$\frac{1}{\sqrt1}+\frac{1}{\sqrt2}+\dots+\frac{1}{\sqrt{n}}<2\sqrt{n}$?

Question

I'm trying to prove this by induction, but something doesn't add up. I see a solution given here, but it is actually proving that the expression is greater than $2\sqrt{n}$. I'd appreciate some insight.

Answer 1

Base step: 1<2.

Inductive step: $$\sum_{j=1}^{n+1}\frac1{\sqrt{j}} < 2\sqrt{n}+\frac1{\sqrt{n+1}}$$ So if we prove $$2\sqrt{n}+\frac1{\sqrt{n+1}}<2\sqrt{n+1}$$ we are done. Indeed, that holds true: just square the left hand side sides to get $$4n+2\frac{\sqrt{n}}{\sqrt{n+1}}+\frac1{n+1}<4n+3<4n+4$$ which is the square of the right end side.

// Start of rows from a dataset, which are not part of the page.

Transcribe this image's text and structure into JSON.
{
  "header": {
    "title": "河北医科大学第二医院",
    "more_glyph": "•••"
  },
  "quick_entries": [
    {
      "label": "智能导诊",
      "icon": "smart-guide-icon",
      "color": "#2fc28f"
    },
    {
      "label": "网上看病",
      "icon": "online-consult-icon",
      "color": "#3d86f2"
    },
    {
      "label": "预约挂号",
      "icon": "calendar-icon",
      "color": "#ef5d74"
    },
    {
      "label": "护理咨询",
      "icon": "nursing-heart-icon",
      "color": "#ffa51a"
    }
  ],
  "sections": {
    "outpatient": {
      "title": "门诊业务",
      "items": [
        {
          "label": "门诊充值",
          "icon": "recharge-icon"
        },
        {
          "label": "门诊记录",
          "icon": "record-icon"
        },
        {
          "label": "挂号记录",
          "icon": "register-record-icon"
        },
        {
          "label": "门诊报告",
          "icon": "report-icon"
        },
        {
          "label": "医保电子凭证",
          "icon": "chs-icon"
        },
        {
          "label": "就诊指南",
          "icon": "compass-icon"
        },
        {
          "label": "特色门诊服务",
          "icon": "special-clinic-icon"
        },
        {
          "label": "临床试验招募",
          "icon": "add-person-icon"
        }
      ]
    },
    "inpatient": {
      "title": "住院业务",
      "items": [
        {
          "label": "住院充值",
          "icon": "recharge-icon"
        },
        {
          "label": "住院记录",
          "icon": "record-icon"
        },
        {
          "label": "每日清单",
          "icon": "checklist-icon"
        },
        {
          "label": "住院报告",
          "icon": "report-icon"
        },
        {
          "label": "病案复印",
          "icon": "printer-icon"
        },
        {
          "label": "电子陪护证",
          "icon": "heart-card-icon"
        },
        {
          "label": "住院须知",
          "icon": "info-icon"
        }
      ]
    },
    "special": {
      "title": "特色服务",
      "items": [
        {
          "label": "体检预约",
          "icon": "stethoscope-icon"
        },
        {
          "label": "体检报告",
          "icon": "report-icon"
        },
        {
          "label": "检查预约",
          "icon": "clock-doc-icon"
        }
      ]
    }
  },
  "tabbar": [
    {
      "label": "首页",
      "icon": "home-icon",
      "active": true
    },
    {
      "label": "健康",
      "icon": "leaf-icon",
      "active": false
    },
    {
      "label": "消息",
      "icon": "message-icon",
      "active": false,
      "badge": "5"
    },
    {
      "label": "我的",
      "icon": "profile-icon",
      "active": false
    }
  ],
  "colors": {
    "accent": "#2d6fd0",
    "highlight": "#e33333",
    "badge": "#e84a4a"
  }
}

Errata: I forgot the double product in the square. The proof must be amended as follows: $$2\sqrt{n}<2\sqrt{n+1}-\frac1{\sqrt{n+1}}$$ since by squaring it we get $$4n<4n+4-4+\frac1{n+1}$$ which is trivially true.

Answer 2

Note that $$ 2\sqrt{n+1}-2\sqrt n=2\cdot\frac{(\sqrt{n+1}-\sqrt{n})(\sqrt{n+1}+\sqrt{n})}{\sqrt{n+1}+\sqrt{n}}=2\cdot \frac{(n+1)-n}{\sqrt{n+1}+\sqrt{n}}<\frac 2{\sqrt n+\sqrt n}$$